Chemically, gold is a transition metal and a group 11 element. It is one of the least reactive chemical elements, and is solid under standard conditions.
The metal therefore occurs often in free elemental (native) form, as nuggets or grains, in rocks, in veins and in alluvial deposits. It occurs in a solid solution series with the native element silver (as electrum) and also naturally alloyed with copper and palladium. Less commonly, it occurs in minerals as gold compounds, often with tellurium (gold tellurides).
Gold’s atomic number of 79 makes it one of the higher atomic number elements that occur naturally in the universe. It is thought to have been produced in supernova nucleosynthesis from the collision of two neutron stars and to have been present in the dust from which the Solar System formed. Because the Earth was molten when it was just formed, almost all of the gold present in the early Earth probably sank into the planetary core.
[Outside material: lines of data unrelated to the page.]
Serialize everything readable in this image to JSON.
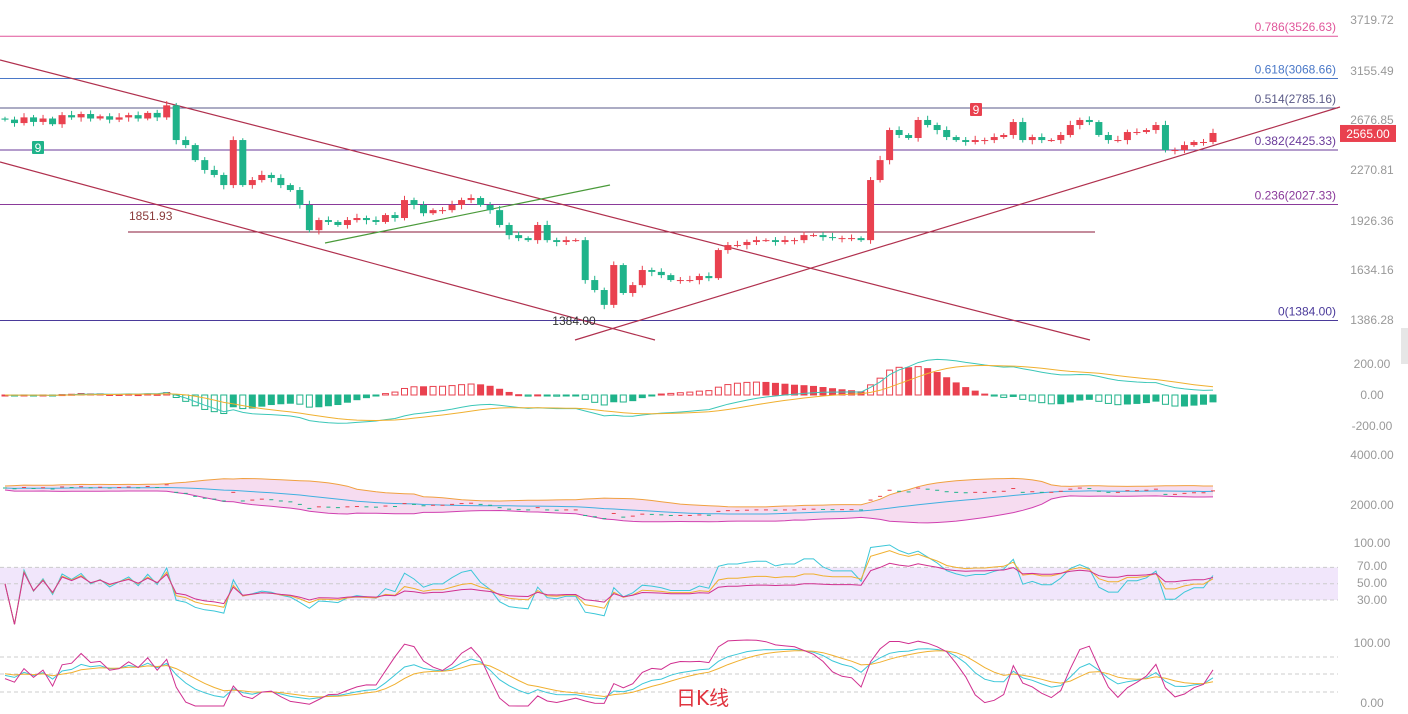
{
  "chart_data": {
    "type": "candlestick",
    "scale": "log",
    "y_ticks": [
      "3719.72",
      "3155.49",
      "2676.85",
      "2270.81",
      "1926.36",
      "1634.16",
      "1386.28"
    ],
    "current_price": "2565.00",
    "first_open": 2690,
    "closes": [
      2680,
      2650,
      2700,
      2660,
      2690,
      2640,
      2720,
      2700,
      2730,
      2690,
      2710,
      2680,
      2700,
      2720,
      2690,
      2740,
      2700,
      2809,
      2506,
      2465,
      2346,
      2271,
      2234,
      2161,
      2506,
      2161,
      2197,
      2234,
      2212,
      2161,
      2126,
      2024,
      1863,
      1926,
      1914,
      1895,
      1926,
      1939,
      1926,
      1914,
      1958,
      1939,
      2057,
      2024,
      1970,
      1990,
      1990,
      2024,
      2057,
      2071,
      2024,
      1990,
      1895,
      1833,
      1815,
      1803,
      1895,
      1803,
      1792,
      1803,
      1803,
      1581,
      1530,
      1457,
      1661,
      1515,
      1555,
      1634,
      1624,
      1607,
      1581,
      1581,
      1581,
      1602,
      1591,
      1745,
      1774,
      1774,
      1792,
      1803,
      1803,
      1792,
      1803,
      1803,
      1833,
      1833,
      1821,
      1815,
      1815,
      1815,
      1803,
      2197,
      2346,
      2590,
      2548,
      2523,
      2677,
      2633,
      2590,
      2531,
      2506,
      2490,
      2506,
      2506,
      2531,
      2548,
      2659,
      2506,
      2531,
      2506,
      2506,
      2548,
      2633,
      2677,
      2659,
      2548,
      2506,
      2506,
      2573,
      2573,
      2590,
      2633,
      2425,
      2425,
      2465,
      2490,
      2490,
      2565
    ],
    "fib_levels": [
      {
        "label": "0.786(3526.63)",
        "price": 3526.63,
        "color": "#e0559a"
      },
      {
        "label": "0.618(3068.66)",
        "price": 3068.66,
        "color": "#4a78c8"
      },
      {
        "label": "0.514(2785.16)",
        "price": 2785.16,
        "color": "#5a5a88"
      },
      {
        "label": "0.382(2425.33)",
        "price": 2425.33,
        "color": "#6a3a9a"
      },
      {
        "label": "0.236(2027.33)",
        "price": 2027.33,
        "color": "#8a3a9a"
      },
      {
        "label": "0(1384.00)",
        "price": 1384.0,
        "color": "#4a3a9a"
      }
    ],
    "support_line": {
      "label": "1851.93",
      "price": 1851.93
    },
    "low_label": "1384.00",
    "td_markers": [
      "9",
      "9"
    ],
    "macd_ticks": [
      "200.00",
      "0.00",
      "-200.00"
    ],
    "boll_ticks": [
      "4000.00",
      "2000.00"
    ],
    "rsi_ticks": [
      "100.00",
      "70.00",
      "50.00",
      "30.00"
    ],
    "kdj_ticks": [
      "100.00",
      "0.00"
    ],
    "colors": {
      "up": "#e9414f",
      "down": "#1fb38a",
      "trend": "#b0304e",
      "channel_green": "#4a9a3a"
    }
  },
  "period_label": "日K线"
}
Therefore, most of the gold that is present today in the Earth’s crust and mantle is thought to have been delivered to Earth later, by asteroid impacts during the late heavy bombardment, about 4 billion years ago.
Gold resists attacks by individual acids, but it can be dissolved by aqua regia (“royal water” [nitro-hydrochloric acid], so named because it dissolves “the king of metals”). The acid mixture causes the formation of a soluble gold tetrachloride anion. Gold metal also dissolves in alkaline solutions of cyanide, which are used in mining and electroplating. It is insoluble in nitric acid, which dissolves silver and base metals, a property that has long been used to refine gold and to confirm the presence of gold in items, giving rise to the term acid test; it dissolves in mercury, though, forming amalgam alloys, but this is not a chemical reaction.
This metal has been a valuable and highly sought-after precious metal for coinage, jewelry, and other arts since long before the beginning of recorded history. In the past, a gold standard was often implemented as a monetary policy within and between nations, but gold coins ceased to be minted as a circulating currency in the 1930s, and the world gold standard was finally abandoned for a fiat currency system after 1976. The historical value of gold was rooted in its medium rarity, easy handling and minting, easy smelting, corrosion resistance, distinct colour, and non-reactivity to other elements
A total of 183,600 tonnes of gold have been mined in human history, as of 2014. This is equivalent to 9513 m3 of gold. The world consumption of new gold produced is about 50% in jewellery, 40% in investments, and 10% in industry. Gold’s high malleability, ductility, resistance to corrosion and most other chemical reactions, and conductivity of electricity have led to its continued use in corrosion resistant electrical connectors in all types of computerized devices (its chief industrial use). Gold is also used in infrared shielding, coloured-glass production, gold leafing, and tooth restoration. Certain gold salts are still used as anti-inflammatories in medicine.